42. Kembali ke Awal

41 7 2
                                    

Suara Gita 🍁


Tidak ada anak yang minta dilahirkan. Pun tidak ada orang tua yang memilih anak. Keduanya bertemu pertama kali di dunia untuk diminta saling menerima. Orang tua dan anak adalah jodoh terbesar dari kehendal Tuhan yang harus kita sambut. Hari di mana aku kembali ke kota itu lagi, adalah di mana langkahku terasa berat namun tergesa-gesa, hatiku tak siap namun aku penasaran setengah mati.

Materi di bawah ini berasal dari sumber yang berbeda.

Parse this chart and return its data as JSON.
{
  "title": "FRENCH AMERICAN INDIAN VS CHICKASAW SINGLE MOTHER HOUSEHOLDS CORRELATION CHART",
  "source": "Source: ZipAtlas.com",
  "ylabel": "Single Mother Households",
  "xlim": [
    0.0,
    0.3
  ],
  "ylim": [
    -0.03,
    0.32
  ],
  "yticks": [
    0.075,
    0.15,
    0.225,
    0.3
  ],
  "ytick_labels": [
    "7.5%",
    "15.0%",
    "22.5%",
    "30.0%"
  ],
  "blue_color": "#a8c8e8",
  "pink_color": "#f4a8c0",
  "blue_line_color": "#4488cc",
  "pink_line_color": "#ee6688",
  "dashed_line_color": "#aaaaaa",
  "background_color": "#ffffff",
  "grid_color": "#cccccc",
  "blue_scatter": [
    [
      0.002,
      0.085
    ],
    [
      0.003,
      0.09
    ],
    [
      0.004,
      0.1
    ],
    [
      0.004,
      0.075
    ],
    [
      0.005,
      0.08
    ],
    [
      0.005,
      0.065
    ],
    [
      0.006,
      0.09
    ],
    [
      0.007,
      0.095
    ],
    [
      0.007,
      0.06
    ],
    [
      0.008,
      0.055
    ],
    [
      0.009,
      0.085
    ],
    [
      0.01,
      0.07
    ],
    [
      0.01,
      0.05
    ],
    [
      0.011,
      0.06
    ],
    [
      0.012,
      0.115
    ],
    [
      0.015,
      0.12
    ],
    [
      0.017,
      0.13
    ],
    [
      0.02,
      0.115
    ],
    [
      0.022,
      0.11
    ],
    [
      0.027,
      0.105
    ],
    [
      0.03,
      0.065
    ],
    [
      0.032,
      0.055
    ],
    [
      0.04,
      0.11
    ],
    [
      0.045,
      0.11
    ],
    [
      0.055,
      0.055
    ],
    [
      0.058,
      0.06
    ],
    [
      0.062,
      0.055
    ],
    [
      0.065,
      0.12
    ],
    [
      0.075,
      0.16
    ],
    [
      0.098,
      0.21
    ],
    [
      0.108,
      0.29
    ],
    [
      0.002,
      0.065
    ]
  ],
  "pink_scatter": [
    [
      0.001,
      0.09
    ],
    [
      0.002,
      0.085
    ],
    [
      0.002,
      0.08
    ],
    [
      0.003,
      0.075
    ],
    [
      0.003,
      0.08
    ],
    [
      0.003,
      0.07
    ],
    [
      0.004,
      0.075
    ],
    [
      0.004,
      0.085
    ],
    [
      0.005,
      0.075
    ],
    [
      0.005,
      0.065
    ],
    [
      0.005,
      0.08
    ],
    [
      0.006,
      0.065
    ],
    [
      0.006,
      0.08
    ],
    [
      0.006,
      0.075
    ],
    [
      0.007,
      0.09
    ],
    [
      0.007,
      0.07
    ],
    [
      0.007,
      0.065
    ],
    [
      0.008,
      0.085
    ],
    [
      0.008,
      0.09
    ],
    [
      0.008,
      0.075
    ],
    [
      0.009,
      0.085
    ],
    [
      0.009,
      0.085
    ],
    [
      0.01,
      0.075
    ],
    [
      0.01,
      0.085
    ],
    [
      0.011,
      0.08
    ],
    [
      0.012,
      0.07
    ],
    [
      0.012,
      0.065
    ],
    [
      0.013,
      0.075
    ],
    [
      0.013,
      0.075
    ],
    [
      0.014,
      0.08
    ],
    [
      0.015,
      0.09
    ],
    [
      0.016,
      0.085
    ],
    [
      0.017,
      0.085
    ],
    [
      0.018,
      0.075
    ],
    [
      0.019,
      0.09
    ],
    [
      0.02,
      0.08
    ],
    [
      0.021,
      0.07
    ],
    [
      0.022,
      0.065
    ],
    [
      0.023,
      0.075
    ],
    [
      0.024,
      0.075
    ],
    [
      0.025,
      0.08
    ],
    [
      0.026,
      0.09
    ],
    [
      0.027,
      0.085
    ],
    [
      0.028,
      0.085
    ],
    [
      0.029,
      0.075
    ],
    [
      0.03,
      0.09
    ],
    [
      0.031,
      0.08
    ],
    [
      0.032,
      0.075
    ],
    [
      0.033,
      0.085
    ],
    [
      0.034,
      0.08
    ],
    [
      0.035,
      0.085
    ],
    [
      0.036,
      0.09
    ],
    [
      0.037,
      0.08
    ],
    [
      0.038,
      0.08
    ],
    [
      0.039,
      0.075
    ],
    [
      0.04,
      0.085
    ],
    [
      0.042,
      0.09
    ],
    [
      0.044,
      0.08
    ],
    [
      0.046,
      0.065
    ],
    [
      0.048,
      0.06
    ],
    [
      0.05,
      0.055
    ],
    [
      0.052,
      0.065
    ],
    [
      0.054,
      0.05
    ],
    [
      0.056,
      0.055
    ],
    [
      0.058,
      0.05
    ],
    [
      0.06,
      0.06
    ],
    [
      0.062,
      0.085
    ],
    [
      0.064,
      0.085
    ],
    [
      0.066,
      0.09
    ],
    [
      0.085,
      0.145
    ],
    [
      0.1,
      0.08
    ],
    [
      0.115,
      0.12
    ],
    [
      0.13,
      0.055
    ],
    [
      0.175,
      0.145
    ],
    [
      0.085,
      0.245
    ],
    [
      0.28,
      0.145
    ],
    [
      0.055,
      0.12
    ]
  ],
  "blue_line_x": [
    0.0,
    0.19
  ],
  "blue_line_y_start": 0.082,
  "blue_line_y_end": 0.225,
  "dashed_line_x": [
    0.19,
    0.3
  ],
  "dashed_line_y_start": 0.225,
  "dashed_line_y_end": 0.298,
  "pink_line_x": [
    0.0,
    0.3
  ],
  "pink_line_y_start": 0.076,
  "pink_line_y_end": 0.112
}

Hari di mana kepalaku penuh dengan pertanyaan, apakah aku pernah, sedikit saja, diinginkan?

Aku mengunjungi Panti Asuhan yang namanya entah bagaimana bisa ada di antara barang-barang nenek, bertandatangan Ibu, beralamat tepat di tanah aku dilahirkan. Semuanya berawa dari sini. Aku perlu menyatukan satu-satu kepingan kaca yang pecah itu, walau tanganku akan perih nantinya.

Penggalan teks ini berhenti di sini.